EDEBİ VE GAZETECİLİK HAYATI NASIL GELİŞTİ?
Şenler, edebiyata 14 yaşında “Yelpaze” dergisinde yayımladığı hikayelerle adım attı. 21 yaşına geldiğinde ise “Kadın Gazetesi”nde “Duyuşlar” köşesinde yazmaya başladı. 1965 yılında Batı tarzı yaşamı terk edip tesettüre girmesi, hem kendi hayatında hem de geniş toplum kesimlerinde derin bir etki yarattı. Gazetecilik kariyerinde “Yeni İstiklal” gazetesi için kaleme aldığı yazılar bazen tartışmalara yol açtı ve bu sebeple yargılamalara uğradı.
ŞULE YÜKSEL ŞENLER’İN SİYASİ DURUŞU VE MÜCADELESİ
1960’larda Adalet Partisi içinde aktif olarak yer alan Şenler, Bakırköy Gençlik Kolları Başkanlığı ve Edebiyat-Kültür Kolu Başkanlığı görevlerinde bulundu. 1978 yılında İdealist Hanımlar Derneği’ni yönetmeye başladı. Tesettüre girdikten sonra Anadolu’yu dolaşarak verdiği konferanslarda başörtüsü meselesini öne çıkardı ve genç kuşaklar arasında başörtüsünün yaygınlaşmasına öncülük etti. Bu yeni nesil başörtüsü modeli, “Şulebaşı” adıyla anıldı ve kısa sürede büyük kabul gördü.

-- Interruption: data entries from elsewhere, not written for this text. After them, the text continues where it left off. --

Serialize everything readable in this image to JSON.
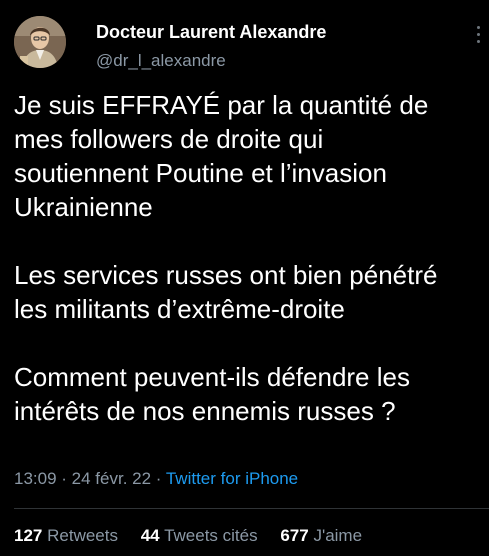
{
  "author": {
    "name": "Docteur Laurent Alexandre",
    "handle": "@dr_l_alexandre"
  },
  "tweet": {
    "paragraphs": [
      "Je suis EFFRAYÉ par la quantité de\nmes followers de droite qui\nsoutiennent Poutine et l’invasion\nUkrainienne",
      "Les services russes ont bien pénétré\nles militants d’extrême-droite",
      "Comment peuvent-ils défendre les\nintérêts de nos ennemis russes ?"
    ]
  },
  "meta": {
    "time": "13:09",
    "sep1": " · ",
    "date": "24 févr. 22",
    "sep2": " · ",
    "source": "Twitter for iPhone"
  },
  "stats": {
    "retweets_count": "127",
    "retweets_label": "Retweets",
    "quotes_count": "44",
    "quotes_label": "Tweets cités",
    "likes_count": "677",
    "likes_label": "J'aime"
  },
  "icons": {
    "more": "more-vertical-icon"
  },
  "colors": {
    "background": "#000000",
    "text": "#ffffff",
    "secondary": "#8b98a5",
    "link": "#1d9bf0",
    "divider": "#2f3336"
  }
}
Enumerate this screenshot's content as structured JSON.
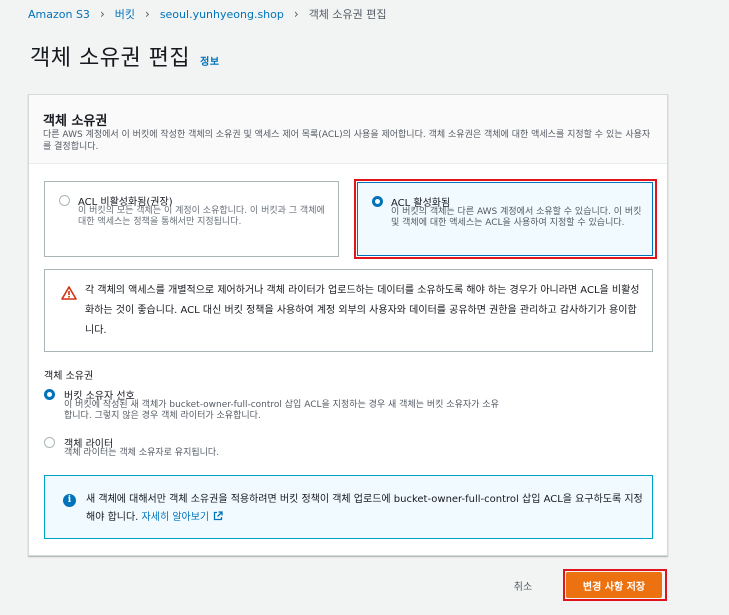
{
  "breadcrumb": {
    "items": [
      "Amazon S3",
      "버킷",
      "seoul.yunhyeong.shop"
    ],
    "current": "객체 소유권 편집"
  },
  "page": {
    "title": "객체 소유권 편집",
    "info_link": "정보"
  },
  "panel": {
    "title": "객체 소유권",
    "description": "다른 AWS 계정에서 이 버킷에 작성한 객체의 소유권 및 액세스 제어 목록(ACL)의 사용을 제어합니다. 객체 소유권은 객체에 대한 액세스를 지정할 수 있는 사용자를 결정합니다.",
    "acl_options": [
      {
        "title": "ACL 비활성화됨(권장)",
        "description": "이 버킷의 모든 객체는 이 계정이 소유합니다. 이 버킷과 그 객체에 대한 액세스는 정책을 통해서만 지정됩니다.",
        "selected": false
      },
      {
        "title": "ACL 활성화됨",
        "description": "이 버킷의 객체는 다른 AWS 계정에서 소유할 수 있습니다. 이 버킷 및 객체에 대한 액세스는 ACL을 사용하여 지정할 수 있습니다.",
        "selected": true
      }
    ],
    "warning": "각 객체의 액세스를 개별적으로 제어하거나 객체 라이터가 업로드하는 데이터를 소유하도록 해야 하는 경우가 아니라면 ACL을 비활성화하는 것이 좋습니다. ACL 대신 버킷 정책을 사용하여 계정 외부의 사용자와 데이터를 공유하면 권한을 관리하고 감사하기가 용이합니다.",
    "ownership_label": "객체 소유권",
    "ownership_options": [
      {
        "title": "버킷 소유자 선호",
        "description": "이 버킷에 작성된 새 객체가 bucket-owner-full-control 삽입 ACL을 지정하는 경우 새 객체는 버킷 소유자가 소유합니다. 그렇지 않은 경우 객체 라이터가 소유합니다.",
        "selected": true
      },
      {
        "title": "객체 라이터",
        "description": "객체 라이터는 객체 소유자로 유지됩니다.",
        "selected": false
      }
    ],
    "info": {
      "text": "새 객체에 대해서만 객체 소유권을 적용하려면 버킷 정책이 객체 업로드에 bucket-owner-full-control 삽입 ACL을 요구하도록 지정해야 합니다.",
      "link": "자세히 알아보기"
    }
  },
  "footer": {
    "cancel_label": "취소",
    "save_label": "변경 사항 저장"
  },
  "colors": {
    "accent": "#0073bb",
    "primary_button": "#ec7211",
    "highlight": "#e0141a",
    "warning_icon": "#d13212"
  }
}
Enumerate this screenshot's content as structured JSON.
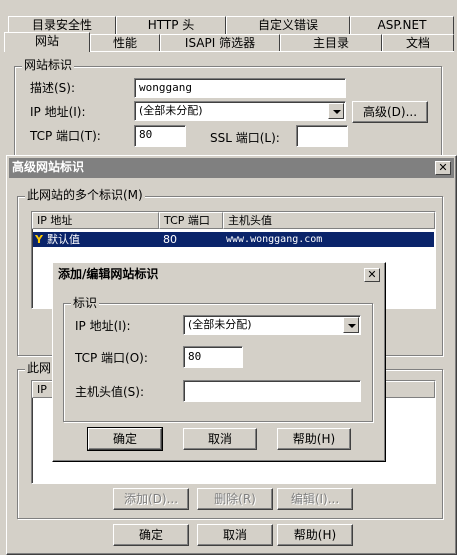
{
  "main_dialog": {
    "tabs_row1": [
      "目录安全性",
      "HTTP 头",
      "自定义错误",
      "ASP.NET"
    ],
    "tabs_row2": [
      "网站",
      "性能",
      "ISAPI 筛选器",
      "主目录",
      "文档"
    ],
    "site_id_group": "网站标识",
    "desc_label": "描述(S):",
    "desc_value": "wonggang",
    "ip_label": "IP 地址(I):",
    "ip_value": "(全部未分配)",
    "advanced_button": "高级(D)...",
    "tcp_label": "TCP 端口(T):",
    "tcp_value": "80",
    "ssl_label": "SSL 端口(L):",
    "ssl_value": ""
  },
  "advanced_dialog": {
    "title": "高级网站标识",
    "multi_group": "此网站的多个标识(M)",
    "columns": [
      "IP 地址",
      "TCP 端口",
      "主机头值"
    ],
    "rows": [
      {
        "ip": "默认值",
        "port": "80",
        "host": "www.wonggang.com"
      }
    ],
    "second_group_partial": "此网",
    "second_header_partial": "IP",
    "add_button": "添加(D)...",
    "remove_button": "删除(R)",
    "edit_button": "编辑(I)...",
    "ok_button": "确定",
    "cancel_button": "取消",
    "help_button": "帮助(H)"
  },
  "edit_dialog": {
    "title": "添加/编辑网站标识",
    "group": "标识",
    "ip_label": "IP 地址(I):",
    "ip_value": "(全部未分配)",
    "tcp_label": "TCP 端口(O):",
    "tcp_value": "80",
    "host_label": "主机头值(S):",
    "host_value": "",
    "ok_button": "确定",
    "cancel_button": "取消",
    "help_button": "帮助(H)"
  },
  "colors": {
    "face": "#d4d0c8",
    "selection": "#0a246a",
    "inactive_title": "#808080"
  }
}
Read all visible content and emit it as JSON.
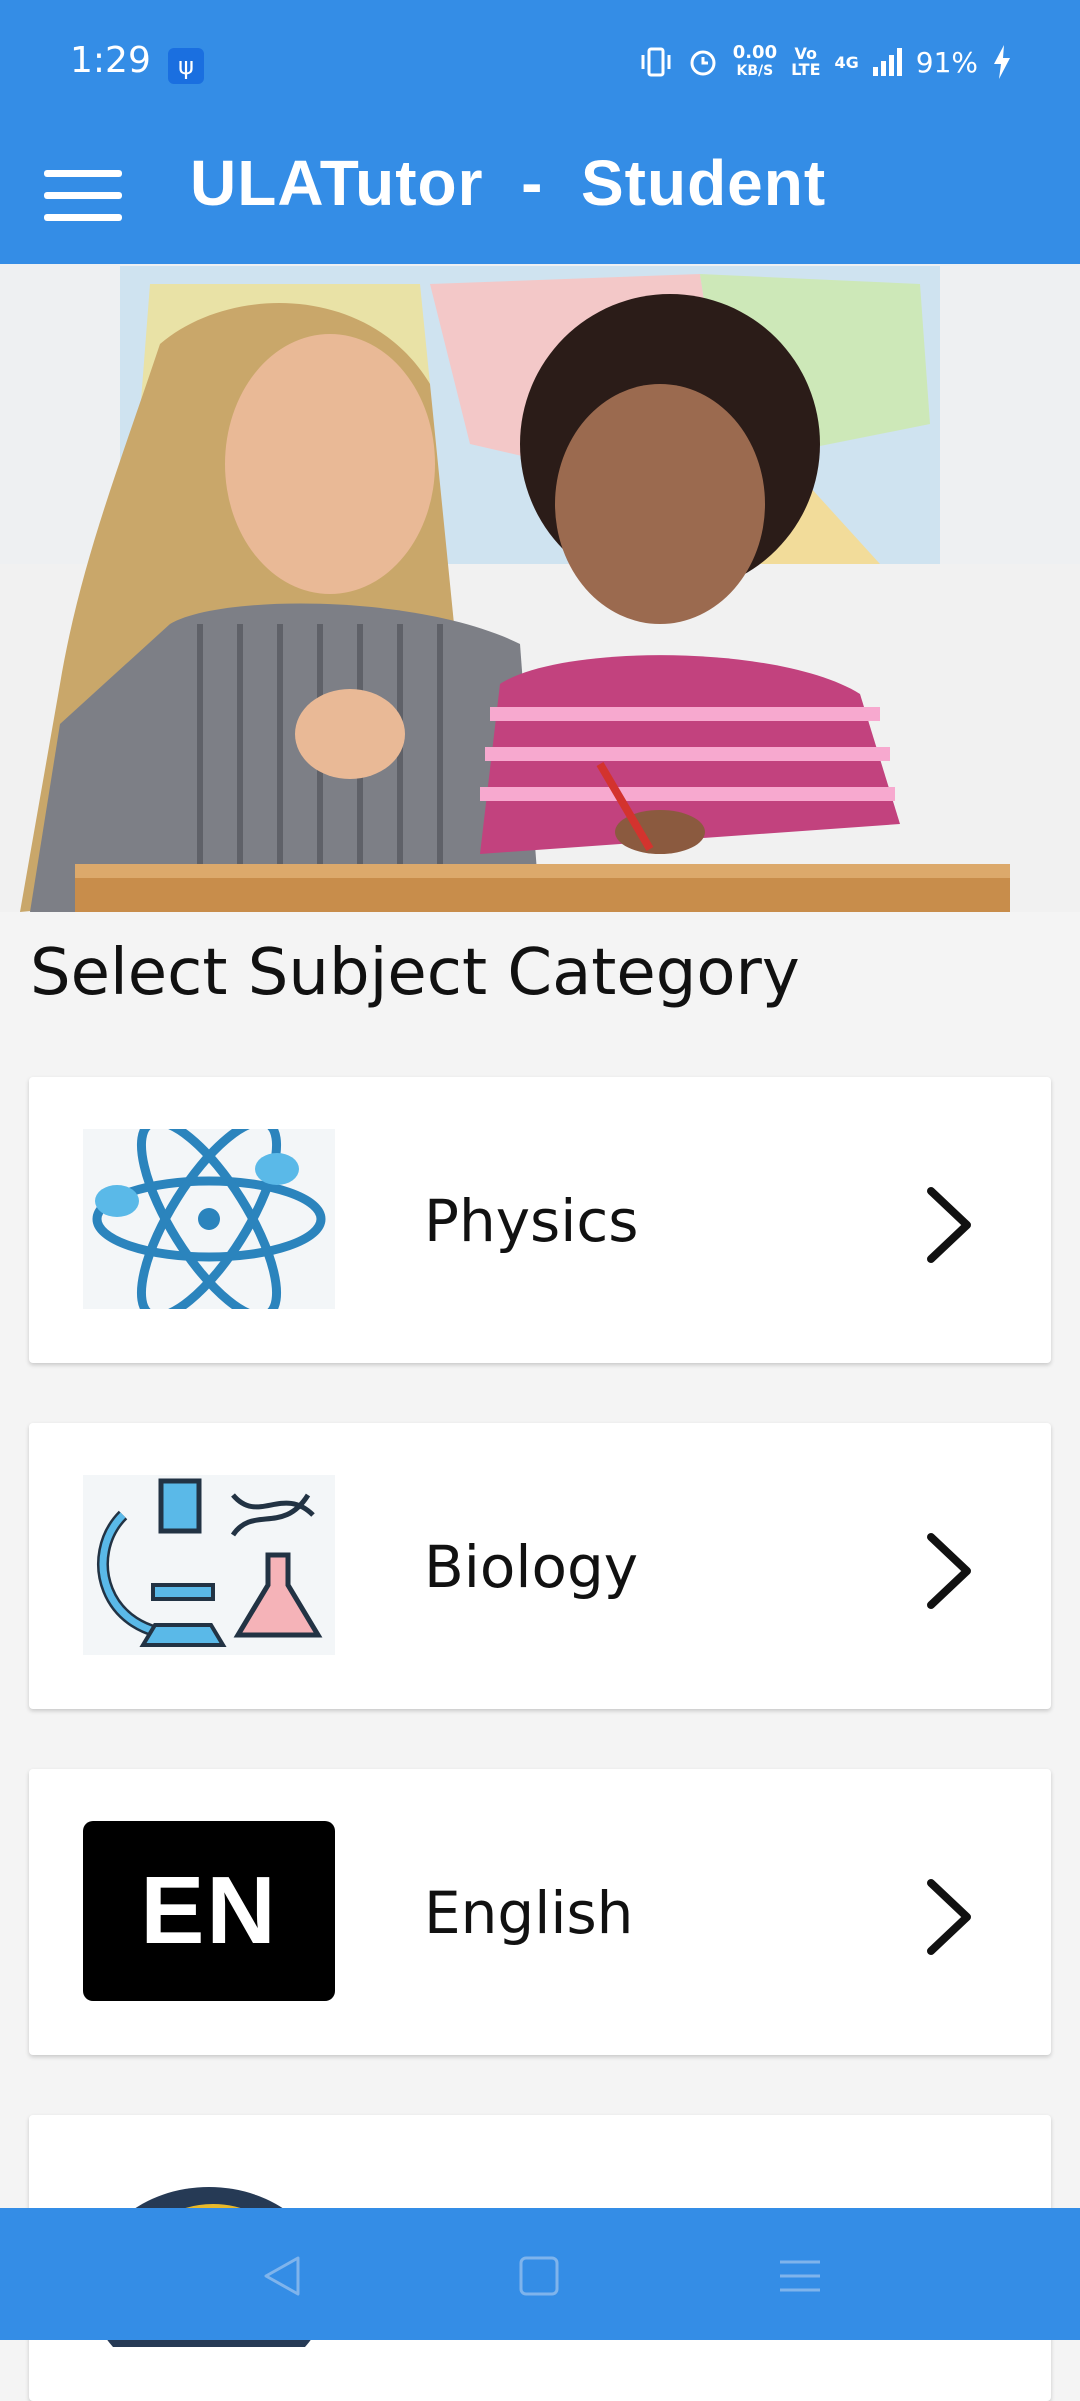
{
  "status_bar": {
    "time": "1:29",
    "net_speed_value": "0.00",
    "net_speed_unit": "KB/S",
    "volte_top": "Vo",
    "volte_bottom": "LTE",
    "network": "4G",
    "battery": "91%"
  },
  "app_bar": {
    "title": "ULATutor  -  Student"
  },
  "main": {
    "section_title": "Select Subject Category",
    "subjects": [
      {
        "label": "Physics",
        "icon": "atom-icon"
      },
      {
        "label": "Biology",
        "icon": "microscope-icon"
      },
      {
        "label": "English",
        "icon": "en-badge-icon",
        "badge_text": "EN"
      },
      {
        "label": "",
        "icon": "globe-icon"
      }
    ]
  },
  "colors": {
    "primary": "#348de6",
    "background": "#f4f4f4",
    "card": "#ffffff"
  }
}
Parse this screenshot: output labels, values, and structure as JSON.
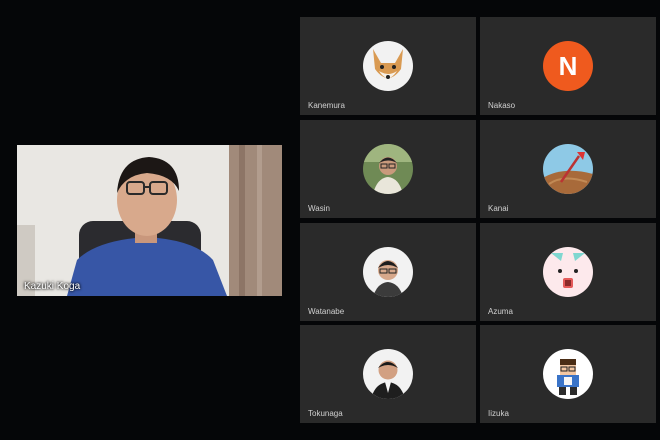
{
  "speaker": {
    "name": "Kazuki Koga"
  },
  "participants": [
    {
      "name": "Kanemura",
      "avatar": "fox-icon"
    },
    {
      "name": "Nakaso",
      "avatar": "letter-avatar",
      "initial": "N",
      "color": "#ef5a1e"
    },
    {
      "name": "Wasin",
      "avatar": "photo-avatar"
    },
    {
      "name": "Kanai",
      "avatar": "shovel-icon"
    },
    {
      "name": "Watanabe",
      "avatar": "photo-avatar"
    },
    {
      "name": "Azuma",
      "avatar": "character-icon"
    },
    {
      "name": "Tokunaga",
      "avatar": "photo-avatar"
    },
    {
      "name": "Iizuka",
      "avatar": "pixel-character-icon"
    }
  ]
}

ŞULE YÜKSEL ŞENLER NE ZAMAN VE NASIL VEFAT ETTİ?
28 Ağustos 2019’da İstanbul’da zatürreye bağlı septik şok nedeniyle hayatını kaybetti. Cenazesi Mihrişah Valide Sultan Külliyesi’ne defnedildi. Ölümünün ardından Cumhurbaşkanı Recep Tayyip Erdoğan ve Emine Erdoğan başta olmak üzere birçok siyasetçi ve toplum lideri Şenler’i anarak, onun tesettür mücadelesindeki yol gösterici rolünü öne çıkardı. Emine Erdoğan, Şenler’in “Bir insanın sınır tanımayan başarısının örneği” olduğunu belirtti.
Şule Yüksel Şenler, modern tesettürün şekillenmesinde ve toplumsal dönüşümde önemli bir figür olarak anılmaya devam ediyor. Hem edebi çalışmaları hem de siyasi duruşuyla, özellikle kadınların kimlik mücadelesine ışık tuttu.